7. We would nevertheless need a strong Press effort – we should aim to get at least one story, with genuine news appeal and about a local issue, into the local Press every week.
8. The national Party’s standing was not very high, so our key messages should be about local service not national politics. What was subsequently to be known as ‘community politics’ would be our battleground.
I am not sure that many of the rather thin audience to which I presented this grand plan understood the implications of the strategy I put to them, and I suspect that they had heard enthusiastic new candidates put such utopian plans to them before. Nevertheless, the strategy was formally agreed.
It was a little before Christmas, after four months and many tens of applications, that I finally got a local job. I was taken on in the contract department of Normalair Garrett, a subsidiary at the time of Westland Helicopters, which made high-grade engineering parts for the aircraft industry.
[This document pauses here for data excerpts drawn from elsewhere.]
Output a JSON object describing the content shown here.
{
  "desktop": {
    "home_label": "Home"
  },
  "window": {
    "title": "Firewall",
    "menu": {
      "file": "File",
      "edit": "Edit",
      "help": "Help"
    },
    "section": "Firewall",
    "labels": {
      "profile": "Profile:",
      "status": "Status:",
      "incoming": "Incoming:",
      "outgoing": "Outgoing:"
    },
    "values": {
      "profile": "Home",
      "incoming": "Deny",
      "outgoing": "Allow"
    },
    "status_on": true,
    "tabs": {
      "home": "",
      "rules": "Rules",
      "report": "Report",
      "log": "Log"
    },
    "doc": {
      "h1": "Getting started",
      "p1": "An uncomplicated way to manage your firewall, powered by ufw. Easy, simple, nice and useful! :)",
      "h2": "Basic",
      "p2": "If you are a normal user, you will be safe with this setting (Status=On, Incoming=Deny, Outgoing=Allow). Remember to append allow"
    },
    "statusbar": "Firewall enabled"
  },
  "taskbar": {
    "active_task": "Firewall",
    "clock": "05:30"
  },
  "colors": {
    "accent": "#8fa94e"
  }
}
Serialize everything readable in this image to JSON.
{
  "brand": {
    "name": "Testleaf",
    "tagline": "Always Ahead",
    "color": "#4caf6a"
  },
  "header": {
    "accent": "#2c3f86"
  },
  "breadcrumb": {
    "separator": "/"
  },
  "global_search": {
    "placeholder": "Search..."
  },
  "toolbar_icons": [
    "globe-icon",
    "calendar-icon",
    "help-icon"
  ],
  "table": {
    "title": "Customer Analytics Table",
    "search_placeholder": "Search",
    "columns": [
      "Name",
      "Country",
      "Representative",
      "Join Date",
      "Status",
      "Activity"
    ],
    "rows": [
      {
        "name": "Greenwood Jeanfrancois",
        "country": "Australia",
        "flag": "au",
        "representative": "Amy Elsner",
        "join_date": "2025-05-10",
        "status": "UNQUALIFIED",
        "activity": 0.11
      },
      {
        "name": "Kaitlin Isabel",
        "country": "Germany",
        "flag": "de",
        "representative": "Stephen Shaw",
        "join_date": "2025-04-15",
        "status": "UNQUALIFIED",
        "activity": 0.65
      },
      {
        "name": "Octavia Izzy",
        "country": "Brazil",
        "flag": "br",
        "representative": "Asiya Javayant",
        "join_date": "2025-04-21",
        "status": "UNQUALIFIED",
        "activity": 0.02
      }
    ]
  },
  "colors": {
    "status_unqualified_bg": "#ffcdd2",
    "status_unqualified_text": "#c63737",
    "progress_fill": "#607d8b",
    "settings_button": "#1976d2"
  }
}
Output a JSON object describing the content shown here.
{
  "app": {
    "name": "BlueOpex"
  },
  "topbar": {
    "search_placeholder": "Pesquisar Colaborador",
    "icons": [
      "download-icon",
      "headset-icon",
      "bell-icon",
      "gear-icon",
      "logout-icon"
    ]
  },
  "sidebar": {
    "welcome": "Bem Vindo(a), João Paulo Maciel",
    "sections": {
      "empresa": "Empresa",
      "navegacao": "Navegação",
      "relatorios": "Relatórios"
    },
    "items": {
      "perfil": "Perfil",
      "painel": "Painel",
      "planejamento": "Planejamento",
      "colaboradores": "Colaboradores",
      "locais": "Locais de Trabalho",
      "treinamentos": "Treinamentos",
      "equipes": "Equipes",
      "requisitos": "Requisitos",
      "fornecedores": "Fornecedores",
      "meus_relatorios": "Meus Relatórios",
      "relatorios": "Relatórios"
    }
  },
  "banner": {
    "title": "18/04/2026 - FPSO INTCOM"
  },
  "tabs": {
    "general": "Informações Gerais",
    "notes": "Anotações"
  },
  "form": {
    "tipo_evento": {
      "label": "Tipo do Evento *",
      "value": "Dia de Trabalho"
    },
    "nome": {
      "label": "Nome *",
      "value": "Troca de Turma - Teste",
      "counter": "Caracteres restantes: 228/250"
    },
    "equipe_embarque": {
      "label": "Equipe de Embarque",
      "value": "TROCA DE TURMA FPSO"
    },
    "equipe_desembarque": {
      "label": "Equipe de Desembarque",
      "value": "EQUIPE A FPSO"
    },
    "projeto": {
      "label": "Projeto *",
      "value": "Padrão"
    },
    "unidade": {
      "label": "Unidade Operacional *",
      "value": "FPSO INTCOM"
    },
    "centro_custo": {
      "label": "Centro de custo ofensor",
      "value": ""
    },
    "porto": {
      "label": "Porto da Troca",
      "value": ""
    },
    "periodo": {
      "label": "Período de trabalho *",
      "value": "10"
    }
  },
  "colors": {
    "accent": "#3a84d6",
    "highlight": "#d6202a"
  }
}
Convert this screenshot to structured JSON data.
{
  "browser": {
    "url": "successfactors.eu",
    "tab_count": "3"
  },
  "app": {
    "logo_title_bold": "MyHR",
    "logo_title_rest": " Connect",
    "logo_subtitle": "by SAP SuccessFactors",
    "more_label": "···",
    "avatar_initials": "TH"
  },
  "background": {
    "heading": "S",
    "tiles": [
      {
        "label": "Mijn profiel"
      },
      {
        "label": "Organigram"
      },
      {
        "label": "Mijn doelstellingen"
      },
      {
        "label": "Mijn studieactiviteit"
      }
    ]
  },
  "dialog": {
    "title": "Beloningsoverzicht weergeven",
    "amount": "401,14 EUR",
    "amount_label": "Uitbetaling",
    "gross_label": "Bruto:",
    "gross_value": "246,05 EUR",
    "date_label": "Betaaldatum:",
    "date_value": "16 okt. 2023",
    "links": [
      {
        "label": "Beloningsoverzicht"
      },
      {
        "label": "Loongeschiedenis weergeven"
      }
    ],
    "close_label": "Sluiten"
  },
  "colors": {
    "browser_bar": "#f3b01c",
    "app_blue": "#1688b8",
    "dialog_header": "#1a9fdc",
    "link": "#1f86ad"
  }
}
My job was to help calculate the costings of engineering work for tenders. My salary was less than half what I had been earning with the Foreign Office, but I was glad to be back in a job. I knew nothing whatsoever about the work and had to learn very fast about my new world of commerce, the aircraft industry and the complexities of an engineering machine shop. I even joined the local branch of the trades union TASS and became involved in some of its activities. I cannot pretend that it was work I enjoyed, not least because one of the senior managers was a strong Tory supporter and did all he could to make my life as difficult and uncomfortable as possible. But my immediate boss, Wilf Baker, was a kindly and decent man who did much to ease my early days in the firm. And my workplace colleagues, especially the
machine operators on the shop floor, for whose skills I developed a very high admiration, were in the main extremely generous and patient in protecting me from the consequences of my early ignorance. I owe them much and learned a great deal from them which was necessary for my survival and was to prove very useful later in my political career.